To help work on listening skills in the mathematics classroom, try mathematizing a read-aloud text, as Hintz and Smith* suggest. According to the authors, mathematizing is the process of “weaving together read-alouds, mathematics, and discussion to deepen student learning.”
Hintz and Smith suggest a three-step process. The first is text selection. Teachers should start by selecting a read-aloud text that features math, highlights mathematical ideas, or contains visuals for exploring mathematical concepts. Various books lend themselves to focusing on different text features. They write, “Picture books, for example, may be used to investigate mathematically interesting illustrations, whereas chapter books may be used to discuss story events from a mathematical perspective.” After selecting a text, the teacher should prepare it for discussion by noting places to stop and generating questions that will prompt and deepen student learning.
The second step is to explore the read-aloud text by “engaging students in lively discussion before, during, and after reading.” In this stage, students pay attention to the mathematics involved, record and share their mathematical representation strategies, and share how and why they represented their mathematical thinking during the listening experience.
Each stage of discussion is important because each serves a different purpose. These discussions can help to:- Before Reading: Activate prior knowledge, establish purpose, create predictions.
- During: Focus on particular points, generate questions, make new predictions.
- After: Deeply examine ideas and math concepts, and connect those to personal knowledge and experiences.

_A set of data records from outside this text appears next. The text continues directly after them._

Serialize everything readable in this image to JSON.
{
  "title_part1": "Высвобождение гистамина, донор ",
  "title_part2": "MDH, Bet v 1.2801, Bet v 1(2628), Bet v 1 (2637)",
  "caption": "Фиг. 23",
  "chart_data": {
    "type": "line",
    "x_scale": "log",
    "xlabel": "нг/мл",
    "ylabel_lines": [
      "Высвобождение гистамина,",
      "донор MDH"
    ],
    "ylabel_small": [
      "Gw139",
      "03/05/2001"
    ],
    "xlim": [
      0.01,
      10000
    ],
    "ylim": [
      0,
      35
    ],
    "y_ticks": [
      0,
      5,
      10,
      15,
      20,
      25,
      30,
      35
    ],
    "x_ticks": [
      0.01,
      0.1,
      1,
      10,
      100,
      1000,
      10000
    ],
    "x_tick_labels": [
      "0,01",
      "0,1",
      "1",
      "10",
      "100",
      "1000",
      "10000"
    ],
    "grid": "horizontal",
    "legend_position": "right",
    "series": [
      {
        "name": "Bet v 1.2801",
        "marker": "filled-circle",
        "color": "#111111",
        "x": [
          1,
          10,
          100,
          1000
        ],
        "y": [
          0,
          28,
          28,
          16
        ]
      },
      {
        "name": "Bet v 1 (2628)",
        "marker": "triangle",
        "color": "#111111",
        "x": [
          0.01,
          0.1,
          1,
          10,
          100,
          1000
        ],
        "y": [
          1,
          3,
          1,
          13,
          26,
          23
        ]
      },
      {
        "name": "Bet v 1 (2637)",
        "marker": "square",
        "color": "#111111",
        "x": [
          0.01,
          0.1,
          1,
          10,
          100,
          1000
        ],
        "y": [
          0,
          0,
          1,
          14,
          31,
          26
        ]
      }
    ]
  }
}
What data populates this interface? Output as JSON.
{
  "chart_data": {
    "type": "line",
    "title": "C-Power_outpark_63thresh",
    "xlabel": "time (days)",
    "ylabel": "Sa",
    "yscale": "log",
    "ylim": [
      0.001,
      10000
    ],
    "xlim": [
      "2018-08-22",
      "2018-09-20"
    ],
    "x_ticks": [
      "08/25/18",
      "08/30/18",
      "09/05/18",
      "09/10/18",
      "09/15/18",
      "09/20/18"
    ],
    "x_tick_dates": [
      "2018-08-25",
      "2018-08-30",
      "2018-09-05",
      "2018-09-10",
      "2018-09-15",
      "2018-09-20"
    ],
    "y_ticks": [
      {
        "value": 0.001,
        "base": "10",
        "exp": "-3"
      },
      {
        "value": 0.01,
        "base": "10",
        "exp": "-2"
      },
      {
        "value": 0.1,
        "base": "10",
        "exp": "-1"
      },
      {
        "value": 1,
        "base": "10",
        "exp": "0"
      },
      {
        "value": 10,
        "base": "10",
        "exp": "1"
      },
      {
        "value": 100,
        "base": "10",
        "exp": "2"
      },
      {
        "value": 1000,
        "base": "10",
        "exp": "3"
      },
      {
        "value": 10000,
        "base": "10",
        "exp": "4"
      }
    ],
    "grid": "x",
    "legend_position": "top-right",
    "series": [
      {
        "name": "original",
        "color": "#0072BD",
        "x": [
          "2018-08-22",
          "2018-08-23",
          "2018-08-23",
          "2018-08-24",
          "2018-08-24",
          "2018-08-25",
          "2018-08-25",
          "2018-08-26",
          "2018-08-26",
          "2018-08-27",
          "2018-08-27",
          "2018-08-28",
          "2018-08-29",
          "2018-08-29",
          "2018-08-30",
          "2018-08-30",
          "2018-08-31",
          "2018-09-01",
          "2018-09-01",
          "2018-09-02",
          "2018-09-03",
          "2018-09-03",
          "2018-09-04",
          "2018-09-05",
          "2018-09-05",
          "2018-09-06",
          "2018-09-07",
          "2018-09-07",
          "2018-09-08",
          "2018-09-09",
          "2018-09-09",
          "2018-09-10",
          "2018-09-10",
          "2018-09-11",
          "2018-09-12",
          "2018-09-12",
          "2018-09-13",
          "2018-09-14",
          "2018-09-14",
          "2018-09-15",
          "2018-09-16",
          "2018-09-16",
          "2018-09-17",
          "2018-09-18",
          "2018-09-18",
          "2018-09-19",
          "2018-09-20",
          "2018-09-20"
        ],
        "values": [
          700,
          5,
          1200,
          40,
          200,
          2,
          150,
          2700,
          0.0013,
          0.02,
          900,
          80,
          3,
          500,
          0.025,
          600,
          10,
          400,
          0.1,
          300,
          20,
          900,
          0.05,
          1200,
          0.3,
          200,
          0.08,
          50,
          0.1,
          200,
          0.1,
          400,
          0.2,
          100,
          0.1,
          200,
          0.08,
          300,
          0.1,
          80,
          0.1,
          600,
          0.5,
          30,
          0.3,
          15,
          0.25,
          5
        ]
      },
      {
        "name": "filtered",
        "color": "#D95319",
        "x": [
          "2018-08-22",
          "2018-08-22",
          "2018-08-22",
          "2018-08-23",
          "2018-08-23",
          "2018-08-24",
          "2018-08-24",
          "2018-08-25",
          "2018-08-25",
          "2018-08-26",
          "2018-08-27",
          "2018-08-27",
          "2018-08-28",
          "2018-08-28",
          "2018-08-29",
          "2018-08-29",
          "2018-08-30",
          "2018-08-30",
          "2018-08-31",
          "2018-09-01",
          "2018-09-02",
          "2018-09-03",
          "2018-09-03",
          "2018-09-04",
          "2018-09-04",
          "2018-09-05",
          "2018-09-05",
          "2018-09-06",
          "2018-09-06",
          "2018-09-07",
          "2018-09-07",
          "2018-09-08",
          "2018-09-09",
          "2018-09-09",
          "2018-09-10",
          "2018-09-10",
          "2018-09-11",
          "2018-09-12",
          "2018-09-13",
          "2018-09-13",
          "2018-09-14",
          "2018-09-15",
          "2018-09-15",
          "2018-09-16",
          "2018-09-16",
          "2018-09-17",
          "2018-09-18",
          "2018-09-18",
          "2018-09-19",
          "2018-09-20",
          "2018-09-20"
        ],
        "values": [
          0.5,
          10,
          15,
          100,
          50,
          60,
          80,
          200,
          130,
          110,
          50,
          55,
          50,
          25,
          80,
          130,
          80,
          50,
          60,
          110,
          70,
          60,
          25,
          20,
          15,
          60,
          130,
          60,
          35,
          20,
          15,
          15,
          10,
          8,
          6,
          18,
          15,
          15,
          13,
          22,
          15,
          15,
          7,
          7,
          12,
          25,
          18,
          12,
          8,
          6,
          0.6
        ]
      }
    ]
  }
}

The third step of the process is for extending the text: “One way to extend the text is to delve more deeply into discussion of key ideas, emphasizing mathematical applications or connections between concepts and personal experience.” They also recommend writing or drawing in response to a prompt — perhaps having students apply their understandings by creating a variation of the story with a different mathematical concept. All of these steps may take several read-alouds, or listenings, for students to fully appreciate or understand the mathematics involved.

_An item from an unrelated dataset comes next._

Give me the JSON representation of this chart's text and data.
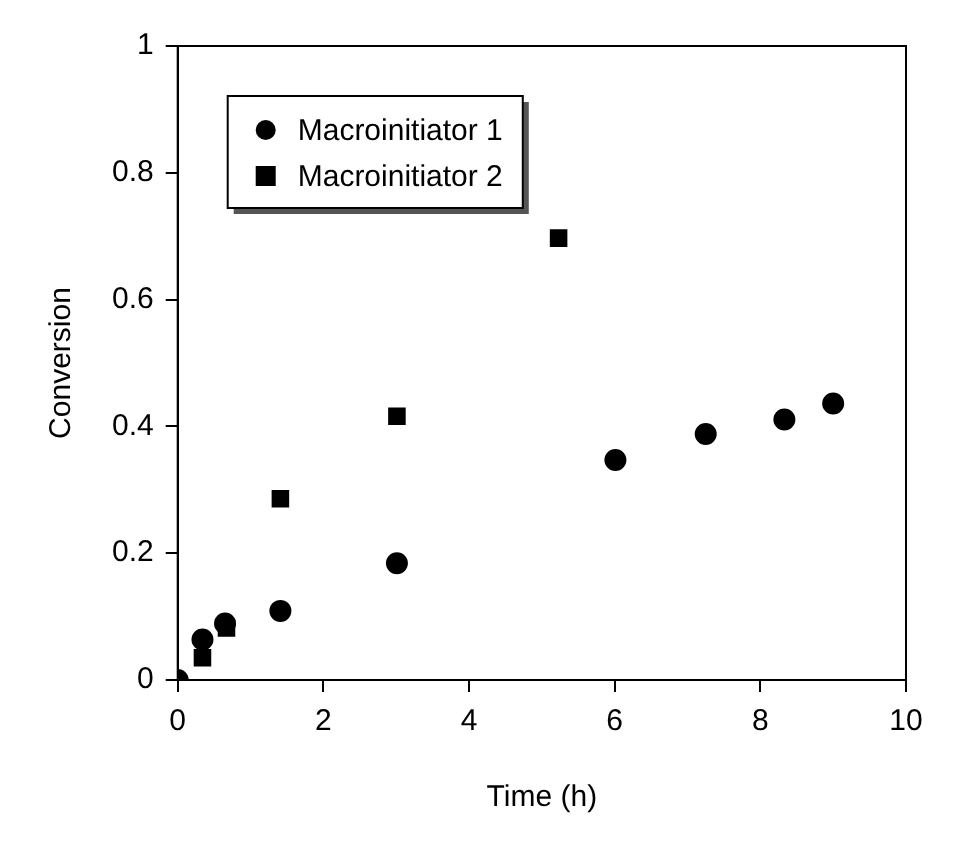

The read-aloud and mathematization process can be made into a group endeavor, as an example, by having one student record his or her ideas in numbers, one in words, one in pictures and one in bar models or graphs. The students could then turn-and-talk or look-and-listen to further practice and deepen their mathematical thinking, along with their speaking and active listening skills.
Several suggested picture books: Among the Odds and Evens: A Tale of Adventure by Priscilla Turner, Double Those Wheels, by Nancy Raines Day, Mummy Math: An Adventure in Geometry, by Cindy Neuschwander, Ten Flashing Fireflies, by Philemon Sturges, Math Fables: Lessons That Count by Greg Tang, and The Doorbell Rang, by Pat Hutchins.
For older students, try texts such as: The Phantom Tollbooth by Norton Juster, One Grain of Rice by Demi, The Man Who Counted: A Collection of Mathematical Adventures by Malba Tahan, or The Number Devil by Hans Magnus Enzensberger. There are also many classic problems that could make great listening texts for even older students, such as “The Camel and the Bananas Problem,” or one of my favorites, “The Missing Dollar Riddle.”
*Hintz, A. and Smith, A. (2013). Mathematizing read-alouds in three easy steps. The Reading Teacher, 67(2), pgs. 103-108.